Date: 2004-06-07 07:51 pm (UTC)
From: [identity profile] wolfyisms.livejournal.com
Ahhh.. Sierra online.. their splash logo and song on all there quest still brings a bit of nostalgia into my old wuffy heart.. wait.. i'm 23. blah

Anyway.. Those were the games I grew up on.. Kings Quest.. Quest for Glory.. Leisure Suit Larry (but i won't admit it).. Police Quest.. Adventure games were the greatest things ever. I even went into computer engineering with the hopes of getting to work for them (bleh no work to be found for wuffy engineers nowadays `_`)

Now everything's all twitch gamey first person shooter MMORPGs. Where's the good stuff? Where are my adventures ;_; Curse you lucasarts.. I wanted more adventures! ;_;

Date: 2004-06-08 04:47 am (UTC)
From: [identity profile] laurie-robey.livejournal.com
Now everything's all twitch gamey first person shooter MMORPGs. Where's the good stuff? Where are my adventures ;_; Curse you lucasarts.. I wanted more adventures! ;_;

I feel the same way. I recently came across an article, may have been in Wired, that said the first-person shooters are not popular in Japan. The Japanese tend to like more character-driven games. So maybe, they're there.

Date: 2004-06-08 08:56 am (UTC)
From: [identity profile] wolfyisms.livejournal.com
Alas.. It's in Japan.. So far away :p

Adventure games are fun, creative, and don't require too much time to play. Cept for those pesky puzzles.

But it feels sooooo good when you stumble upon the answer ;_; FPS's don't give me that feeling anymore -_-

Date: 2004-06-07 08:06 pm (UTC)
From: [identity profile] makovette.livejournal.com
7th Guest!

Good lord I rememer playing that game.
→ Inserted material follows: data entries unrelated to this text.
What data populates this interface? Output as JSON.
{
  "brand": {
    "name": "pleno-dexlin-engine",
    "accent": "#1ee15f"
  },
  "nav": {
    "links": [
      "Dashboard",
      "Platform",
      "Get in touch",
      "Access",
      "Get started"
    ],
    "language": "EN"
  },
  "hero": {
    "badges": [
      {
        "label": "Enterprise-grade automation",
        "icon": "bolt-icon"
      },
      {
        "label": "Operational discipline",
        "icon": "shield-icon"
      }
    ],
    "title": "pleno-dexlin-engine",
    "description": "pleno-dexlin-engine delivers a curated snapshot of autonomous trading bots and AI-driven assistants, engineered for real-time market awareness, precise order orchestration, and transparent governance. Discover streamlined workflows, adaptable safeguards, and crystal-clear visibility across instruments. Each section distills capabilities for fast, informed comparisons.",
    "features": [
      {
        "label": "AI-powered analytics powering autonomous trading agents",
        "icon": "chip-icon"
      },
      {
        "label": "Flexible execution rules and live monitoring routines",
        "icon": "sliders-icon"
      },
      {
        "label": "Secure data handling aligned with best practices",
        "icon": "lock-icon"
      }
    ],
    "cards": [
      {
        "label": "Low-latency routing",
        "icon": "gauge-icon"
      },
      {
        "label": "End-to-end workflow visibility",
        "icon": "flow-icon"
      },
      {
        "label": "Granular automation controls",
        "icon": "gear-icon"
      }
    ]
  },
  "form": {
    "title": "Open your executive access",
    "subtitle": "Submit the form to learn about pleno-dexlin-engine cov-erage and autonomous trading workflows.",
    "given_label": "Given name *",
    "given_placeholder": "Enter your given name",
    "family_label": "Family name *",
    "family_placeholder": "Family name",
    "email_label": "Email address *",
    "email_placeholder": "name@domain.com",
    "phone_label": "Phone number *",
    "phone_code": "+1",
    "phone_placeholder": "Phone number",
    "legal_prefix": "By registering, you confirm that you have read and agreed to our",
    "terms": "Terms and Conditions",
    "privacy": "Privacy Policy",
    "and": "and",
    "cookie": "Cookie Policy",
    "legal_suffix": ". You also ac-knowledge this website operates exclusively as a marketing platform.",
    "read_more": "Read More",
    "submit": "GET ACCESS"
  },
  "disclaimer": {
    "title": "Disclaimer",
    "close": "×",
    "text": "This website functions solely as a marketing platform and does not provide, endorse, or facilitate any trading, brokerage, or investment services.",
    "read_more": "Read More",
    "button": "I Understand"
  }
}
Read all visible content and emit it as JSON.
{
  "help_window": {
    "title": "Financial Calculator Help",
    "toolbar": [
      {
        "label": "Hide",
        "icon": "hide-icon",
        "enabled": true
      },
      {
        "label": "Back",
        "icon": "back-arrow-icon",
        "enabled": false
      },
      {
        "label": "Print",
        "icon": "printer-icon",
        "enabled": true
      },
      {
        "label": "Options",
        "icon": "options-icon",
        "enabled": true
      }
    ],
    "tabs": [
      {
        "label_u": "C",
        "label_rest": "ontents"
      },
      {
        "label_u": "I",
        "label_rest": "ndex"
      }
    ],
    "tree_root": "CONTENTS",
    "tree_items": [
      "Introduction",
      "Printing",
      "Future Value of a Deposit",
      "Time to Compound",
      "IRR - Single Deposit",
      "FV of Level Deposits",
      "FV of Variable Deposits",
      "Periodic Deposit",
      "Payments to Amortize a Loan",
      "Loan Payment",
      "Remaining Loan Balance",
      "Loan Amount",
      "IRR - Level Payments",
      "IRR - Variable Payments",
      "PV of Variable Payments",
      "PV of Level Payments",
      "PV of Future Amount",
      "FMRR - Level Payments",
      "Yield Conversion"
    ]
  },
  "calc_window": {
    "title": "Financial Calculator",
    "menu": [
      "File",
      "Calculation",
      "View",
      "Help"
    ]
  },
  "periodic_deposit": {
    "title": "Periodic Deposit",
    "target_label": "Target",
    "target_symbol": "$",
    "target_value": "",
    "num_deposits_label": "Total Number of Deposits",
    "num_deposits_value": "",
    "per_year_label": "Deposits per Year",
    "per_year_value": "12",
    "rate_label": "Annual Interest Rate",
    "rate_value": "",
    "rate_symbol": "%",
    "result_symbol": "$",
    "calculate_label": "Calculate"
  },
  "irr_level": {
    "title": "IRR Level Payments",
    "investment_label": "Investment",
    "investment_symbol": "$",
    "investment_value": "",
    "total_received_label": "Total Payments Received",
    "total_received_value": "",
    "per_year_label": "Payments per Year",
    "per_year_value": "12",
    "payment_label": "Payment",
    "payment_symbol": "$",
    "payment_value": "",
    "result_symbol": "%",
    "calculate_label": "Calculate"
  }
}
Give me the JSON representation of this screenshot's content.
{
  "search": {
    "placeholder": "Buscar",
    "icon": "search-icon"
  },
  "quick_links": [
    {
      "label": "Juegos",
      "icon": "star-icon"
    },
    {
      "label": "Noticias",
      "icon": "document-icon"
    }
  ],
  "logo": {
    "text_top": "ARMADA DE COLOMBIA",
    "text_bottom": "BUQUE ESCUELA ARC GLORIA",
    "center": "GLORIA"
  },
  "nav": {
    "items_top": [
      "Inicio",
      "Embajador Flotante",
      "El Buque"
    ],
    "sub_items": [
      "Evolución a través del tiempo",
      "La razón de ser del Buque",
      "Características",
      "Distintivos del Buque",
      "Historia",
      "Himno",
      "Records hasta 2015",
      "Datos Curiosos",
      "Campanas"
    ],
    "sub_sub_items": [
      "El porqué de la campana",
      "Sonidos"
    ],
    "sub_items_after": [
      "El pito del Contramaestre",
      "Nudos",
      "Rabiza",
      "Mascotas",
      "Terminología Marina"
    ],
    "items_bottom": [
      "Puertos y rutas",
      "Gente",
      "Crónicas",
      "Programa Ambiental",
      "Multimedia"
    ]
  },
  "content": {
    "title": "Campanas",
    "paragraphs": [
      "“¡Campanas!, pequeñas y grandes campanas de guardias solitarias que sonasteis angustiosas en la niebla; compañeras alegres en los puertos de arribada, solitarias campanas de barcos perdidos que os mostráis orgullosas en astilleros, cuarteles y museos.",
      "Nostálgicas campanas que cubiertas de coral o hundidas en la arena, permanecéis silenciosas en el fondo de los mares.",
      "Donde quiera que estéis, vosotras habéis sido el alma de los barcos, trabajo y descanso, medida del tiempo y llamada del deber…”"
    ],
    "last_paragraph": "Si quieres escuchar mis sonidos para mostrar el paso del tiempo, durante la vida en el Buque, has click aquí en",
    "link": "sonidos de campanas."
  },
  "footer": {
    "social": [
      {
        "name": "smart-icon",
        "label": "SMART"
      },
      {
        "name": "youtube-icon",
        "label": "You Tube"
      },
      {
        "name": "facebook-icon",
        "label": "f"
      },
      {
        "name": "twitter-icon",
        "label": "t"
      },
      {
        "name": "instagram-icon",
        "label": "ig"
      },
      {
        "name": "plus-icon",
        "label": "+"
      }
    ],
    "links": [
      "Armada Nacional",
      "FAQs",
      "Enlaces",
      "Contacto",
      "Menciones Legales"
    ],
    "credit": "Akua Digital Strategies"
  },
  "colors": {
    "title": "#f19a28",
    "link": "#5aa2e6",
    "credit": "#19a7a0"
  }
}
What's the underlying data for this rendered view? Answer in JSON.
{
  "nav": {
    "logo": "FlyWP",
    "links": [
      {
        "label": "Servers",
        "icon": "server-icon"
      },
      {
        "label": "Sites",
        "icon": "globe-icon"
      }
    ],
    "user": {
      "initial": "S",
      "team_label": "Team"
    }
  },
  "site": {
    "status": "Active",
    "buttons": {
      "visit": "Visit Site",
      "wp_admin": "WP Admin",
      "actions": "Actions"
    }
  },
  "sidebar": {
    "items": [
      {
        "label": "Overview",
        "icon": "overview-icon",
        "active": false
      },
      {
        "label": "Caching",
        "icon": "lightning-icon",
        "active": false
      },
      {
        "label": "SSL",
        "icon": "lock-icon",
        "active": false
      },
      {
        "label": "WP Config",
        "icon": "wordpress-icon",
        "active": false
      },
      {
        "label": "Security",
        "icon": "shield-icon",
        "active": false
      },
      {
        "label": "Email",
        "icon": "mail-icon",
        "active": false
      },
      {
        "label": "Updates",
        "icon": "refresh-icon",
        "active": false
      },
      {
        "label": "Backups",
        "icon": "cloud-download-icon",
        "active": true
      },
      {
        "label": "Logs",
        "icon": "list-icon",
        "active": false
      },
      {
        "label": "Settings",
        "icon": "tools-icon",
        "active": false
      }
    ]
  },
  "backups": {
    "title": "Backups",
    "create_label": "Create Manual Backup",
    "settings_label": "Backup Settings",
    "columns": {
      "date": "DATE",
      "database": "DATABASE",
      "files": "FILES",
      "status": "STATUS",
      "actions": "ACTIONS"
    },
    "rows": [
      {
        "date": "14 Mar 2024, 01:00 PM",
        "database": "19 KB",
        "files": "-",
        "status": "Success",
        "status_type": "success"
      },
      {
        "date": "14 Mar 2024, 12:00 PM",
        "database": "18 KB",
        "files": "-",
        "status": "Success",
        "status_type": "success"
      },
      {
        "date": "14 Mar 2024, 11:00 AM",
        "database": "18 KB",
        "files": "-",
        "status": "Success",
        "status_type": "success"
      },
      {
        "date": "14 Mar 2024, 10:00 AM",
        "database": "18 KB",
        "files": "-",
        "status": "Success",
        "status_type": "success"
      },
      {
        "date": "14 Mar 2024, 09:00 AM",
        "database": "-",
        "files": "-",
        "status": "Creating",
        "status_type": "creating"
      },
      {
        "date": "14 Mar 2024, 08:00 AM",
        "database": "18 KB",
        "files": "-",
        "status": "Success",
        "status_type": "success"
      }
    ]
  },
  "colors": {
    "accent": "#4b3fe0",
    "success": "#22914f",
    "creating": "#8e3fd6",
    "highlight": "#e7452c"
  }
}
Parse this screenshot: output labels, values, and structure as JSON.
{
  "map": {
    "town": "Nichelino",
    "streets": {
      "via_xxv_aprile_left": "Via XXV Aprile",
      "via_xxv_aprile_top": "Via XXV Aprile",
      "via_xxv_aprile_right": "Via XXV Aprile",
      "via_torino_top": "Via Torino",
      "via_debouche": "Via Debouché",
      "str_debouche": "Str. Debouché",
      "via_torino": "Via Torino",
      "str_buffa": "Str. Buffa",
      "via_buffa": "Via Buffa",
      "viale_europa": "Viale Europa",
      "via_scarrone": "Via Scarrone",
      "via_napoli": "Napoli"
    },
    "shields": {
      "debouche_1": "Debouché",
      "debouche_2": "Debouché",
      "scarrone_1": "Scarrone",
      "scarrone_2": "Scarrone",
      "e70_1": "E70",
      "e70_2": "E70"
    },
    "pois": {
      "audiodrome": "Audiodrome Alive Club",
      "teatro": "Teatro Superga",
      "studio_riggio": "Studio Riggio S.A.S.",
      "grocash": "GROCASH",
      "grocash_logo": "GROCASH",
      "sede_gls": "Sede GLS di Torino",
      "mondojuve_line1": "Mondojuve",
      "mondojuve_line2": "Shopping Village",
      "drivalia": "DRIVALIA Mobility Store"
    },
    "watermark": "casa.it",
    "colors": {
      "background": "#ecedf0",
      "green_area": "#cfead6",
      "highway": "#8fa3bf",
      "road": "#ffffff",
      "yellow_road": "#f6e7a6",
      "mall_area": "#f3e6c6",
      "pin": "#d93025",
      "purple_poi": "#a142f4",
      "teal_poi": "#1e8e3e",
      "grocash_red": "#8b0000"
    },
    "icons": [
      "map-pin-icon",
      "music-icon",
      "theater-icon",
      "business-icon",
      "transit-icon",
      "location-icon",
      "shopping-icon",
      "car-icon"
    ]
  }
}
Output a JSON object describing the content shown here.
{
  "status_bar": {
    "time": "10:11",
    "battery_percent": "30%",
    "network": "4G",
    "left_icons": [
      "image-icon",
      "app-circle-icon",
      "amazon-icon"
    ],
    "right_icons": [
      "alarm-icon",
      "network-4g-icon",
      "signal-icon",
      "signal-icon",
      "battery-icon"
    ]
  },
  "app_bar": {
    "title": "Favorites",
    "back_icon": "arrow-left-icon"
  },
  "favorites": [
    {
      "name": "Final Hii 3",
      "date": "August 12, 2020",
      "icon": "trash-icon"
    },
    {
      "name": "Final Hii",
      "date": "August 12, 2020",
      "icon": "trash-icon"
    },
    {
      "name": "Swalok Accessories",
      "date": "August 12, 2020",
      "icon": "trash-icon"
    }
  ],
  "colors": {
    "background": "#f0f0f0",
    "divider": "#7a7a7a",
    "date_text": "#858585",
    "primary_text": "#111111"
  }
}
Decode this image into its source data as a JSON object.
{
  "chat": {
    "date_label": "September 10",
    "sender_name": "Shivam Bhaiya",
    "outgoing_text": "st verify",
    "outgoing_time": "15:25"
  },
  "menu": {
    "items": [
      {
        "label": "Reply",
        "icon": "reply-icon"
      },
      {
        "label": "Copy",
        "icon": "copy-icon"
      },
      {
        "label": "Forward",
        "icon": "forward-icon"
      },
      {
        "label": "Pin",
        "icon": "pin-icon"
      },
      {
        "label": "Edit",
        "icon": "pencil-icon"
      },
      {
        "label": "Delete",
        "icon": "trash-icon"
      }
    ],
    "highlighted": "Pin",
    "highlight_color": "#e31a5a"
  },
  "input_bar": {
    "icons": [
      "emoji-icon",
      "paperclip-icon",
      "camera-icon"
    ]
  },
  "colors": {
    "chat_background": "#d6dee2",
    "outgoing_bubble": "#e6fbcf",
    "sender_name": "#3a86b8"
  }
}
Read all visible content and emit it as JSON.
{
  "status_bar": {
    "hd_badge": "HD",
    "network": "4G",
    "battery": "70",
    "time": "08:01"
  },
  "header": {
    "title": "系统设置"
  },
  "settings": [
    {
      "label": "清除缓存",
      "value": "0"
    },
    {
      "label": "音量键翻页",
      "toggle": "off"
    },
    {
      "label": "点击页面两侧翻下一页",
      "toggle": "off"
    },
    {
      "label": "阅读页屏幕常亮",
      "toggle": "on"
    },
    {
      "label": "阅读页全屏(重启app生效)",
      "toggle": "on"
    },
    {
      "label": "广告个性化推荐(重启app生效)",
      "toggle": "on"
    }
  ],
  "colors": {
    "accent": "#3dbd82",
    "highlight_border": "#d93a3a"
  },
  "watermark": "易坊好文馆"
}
It was the first big CD-ROM only game, came on two disks iirc. It pushed your 486 to the max too :-D

Fun stuff!

CYa!
Mako

Date: 2004-06-07 08:10 pm (UTC)
From: [identity profile] kheetor84.livejournal.com
*blinks and makes 'hand going over head' gesture*

Date: 2004-06-08 05:51 am (UTC)
From: [identity profile] the-gneech.livejournal.com
Which part threw you?

-TG

Date: 2004-06-08 12:17 am (UTC)
From: [identity profile] tr-wolf.livejournal.com
Oh how I loved and still love the Monkey Island games (the first two being better than the latter two). Im quite the expert on them ^_^

Date: 2004-06-08 02:18 am (UTC)
From: [identity profile] ceruleanst.livejournal.com
Runaway: A Road Aventure. It's not perfect, but any port in a storm.

Oh where to start....

Date: 2004-06-08 09:24 am (UTC)
From: [identity profile] vverevvolf.livejournal.com
Police Quest... oh man how long did I play that...

What I'd like is multiplayer online game along the lines of "Maniac Mansion" were 3 to 4 people could log into a game each as a different character and they all work together to finish the game.

If you've still got a Playstation one memory card, see if you can find a PS1 game called "Blazing Dragons". As fun as it is funny with some very Monty Python-esse scenes.